For an investment of little more than one-tenth of the surplus announced in the fall, the government could provide provinces with $5,000 per gigawatt hour of clean energy and deduct $5,000 for every gigawatt hour produced from coal and half of that amount for natural gas. This would reward provinces such as Ontario that have committed to get out of coal and would provide a powerful incentive to provinces rich in natural gas to stop using coal as their primary source of power.

An environmental equalization program would link federal transfers to the national challenge of the century and it would be a vehicle to reduce Canada's greenhouse gas emissions.

The Conservative PartyStatements By Members

2:10 p.m.


Johanne Deschamps Bloc Laurentides—Labelle, QC

Mr. Speaker, when they were elected in 2006, the Conservatives led Quebeckers to believe that they would form a transparent government that was sensitive to Quebeckers' concerns. Their actions tell a different story, though.

The Conservatives have undermined access to equal rights for women by eliminating the court challenges program and closing 12 of the 16 offices of Status of Women Canada.

The Conservatives have no intention of paying seniors the full guaranteed income supplement benefits they are entitled to.

The Conservatives are refusing to put in place a real program to help workers in the manufacturing and forestry industries, improve employment insurance, introduce an independent fund and create a real program to help older workers.

Young people who are concerned about the environment feel that the Conservatives have sabotaged the Kyoto protocol.

The Conservative mirage hides a right-wing ideology that flies in the face of Quebec's values and that the Bloc Québécois will continue to fight against.

Member for Cumberland—Colchester—Musquodoboit ValleyStatements By Members

2:10 p.m.


Geoff Regan Liberal Halifax West, NS

Last week, Mr.

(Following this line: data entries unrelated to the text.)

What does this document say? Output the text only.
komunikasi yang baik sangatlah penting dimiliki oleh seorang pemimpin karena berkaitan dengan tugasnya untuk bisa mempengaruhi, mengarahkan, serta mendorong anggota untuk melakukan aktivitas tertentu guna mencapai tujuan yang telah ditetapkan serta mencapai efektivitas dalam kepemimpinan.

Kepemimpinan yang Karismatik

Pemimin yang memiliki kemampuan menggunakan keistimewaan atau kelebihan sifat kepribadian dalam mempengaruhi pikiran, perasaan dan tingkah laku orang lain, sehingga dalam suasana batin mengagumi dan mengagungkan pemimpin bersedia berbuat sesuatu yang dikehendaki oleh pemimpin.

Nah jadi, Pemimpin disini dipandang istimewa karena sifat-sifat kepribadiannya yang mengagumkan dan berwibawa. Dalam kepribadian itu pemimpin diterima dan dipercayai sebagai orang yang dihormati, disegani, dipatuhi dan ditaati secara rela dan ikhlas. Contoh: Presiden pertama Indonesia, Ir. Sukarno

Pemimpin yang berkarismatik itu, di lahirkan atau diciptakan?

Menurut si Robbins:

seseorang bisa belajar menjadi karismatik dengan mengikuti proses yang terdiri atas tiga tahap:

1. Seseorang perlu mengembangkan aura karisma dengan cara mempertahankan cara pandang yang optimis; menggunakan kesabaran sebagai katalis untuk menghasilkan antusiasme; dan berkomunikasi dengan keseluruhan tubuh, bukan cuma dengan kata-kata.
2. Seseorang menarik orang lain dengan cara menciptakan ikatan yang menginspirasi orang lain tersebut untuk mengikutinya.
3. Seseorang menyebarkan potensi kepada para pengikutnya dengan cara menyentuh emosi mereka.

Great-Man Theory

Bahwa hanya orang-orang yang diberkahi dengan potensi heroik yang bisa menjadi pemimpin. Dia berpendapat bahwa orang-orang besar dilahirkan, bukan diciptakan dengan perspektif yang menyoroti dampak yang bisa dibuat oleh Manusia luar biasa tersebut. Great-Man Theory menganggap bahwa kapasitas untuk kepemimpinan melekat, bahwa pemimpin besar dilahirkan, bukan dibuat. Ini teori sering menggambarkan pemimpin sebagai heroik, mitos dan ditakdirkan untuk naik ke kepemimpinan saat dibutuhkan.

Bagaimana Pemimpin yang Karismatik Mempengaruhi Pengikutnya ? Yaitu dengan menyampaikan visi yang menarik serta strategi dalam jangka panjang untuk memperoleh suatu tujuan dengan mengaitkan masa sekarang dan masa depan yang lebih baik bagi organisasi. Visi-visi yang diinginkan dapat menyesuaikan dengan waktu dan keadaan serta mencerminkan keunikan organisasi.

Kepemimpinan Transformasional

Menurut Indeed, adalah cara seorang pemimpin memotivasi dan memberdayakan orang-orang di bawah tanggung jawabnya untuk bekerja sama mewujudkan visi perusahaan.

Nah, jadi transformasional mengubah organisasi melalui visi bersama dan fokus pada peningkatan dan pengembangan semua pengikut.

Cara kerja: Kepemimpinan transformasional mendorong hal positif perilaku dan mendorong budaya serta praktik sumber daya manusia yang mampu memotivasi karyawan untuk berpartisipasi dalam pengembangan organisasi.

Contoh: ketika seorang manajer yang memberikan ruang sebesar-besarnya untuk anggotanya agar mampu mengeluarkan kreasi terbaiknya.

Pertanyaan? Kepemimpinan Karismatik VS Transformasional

Speaker, one of our colleagues, the member for Cumberland—Colchester—Musquodoboit Valley, underwent surgery for prostate cancer.

According to media reports, the surgery was a success and the member was sending emails from his hospital bed a few hours later. As they say, it is hard to keep a good man down.

My Nova Scotia colleague has proven over and over again that he is fiercely independent and is a passionate defender of the interests of his province, no matter what the consequences.

I know that members from all parties in the House will want to join me in wishing my hon. colleague from Cumberland—Colchester—Musquodoboit Valley a full recovery and a speedy return to this place.

JusticeStatements By Members

2:15 p.m.


Dick Harris Conservative Cariboo—Prince George, BC

Mr. Speaker, the Liberal Party is playing politics with the safety and protection of our children, our families and our communities.

The tackling violent crime bill has been held up by the Liberals in the Senate in a shameful display of partisan politics and the Liberals just do not care.

Typical of the Liberals' soft approach toward crime, they demonstrate that it is okay if dangerous offenders are walking our streets, that the age of protection for our children is not important, and that it is just okay if the sexual exploitation of children continues.

How long are the Liberals going to use the safety of our families as a pawn in their political game playing?

I say to those Liberals that when they go home this weekend, they should look around their neighbourhoods, see the families, see the children, and hang their heads in shame.

Community DevelopmentOral Questions

2:15 p.m.

Saint-Laurent—Cartierville Québec


Stéphane Dion LiberalLeader of the Opposition

Mr. Speaker, when the Prime Minister tied his poorly designed aid package to the budget, once again Canadians saw the Conservatives putting partisanship ahead of people. They tried to blackmail Canadian families and workers.

Why did the Prime Minister put partisanship ahead of helping Canadians?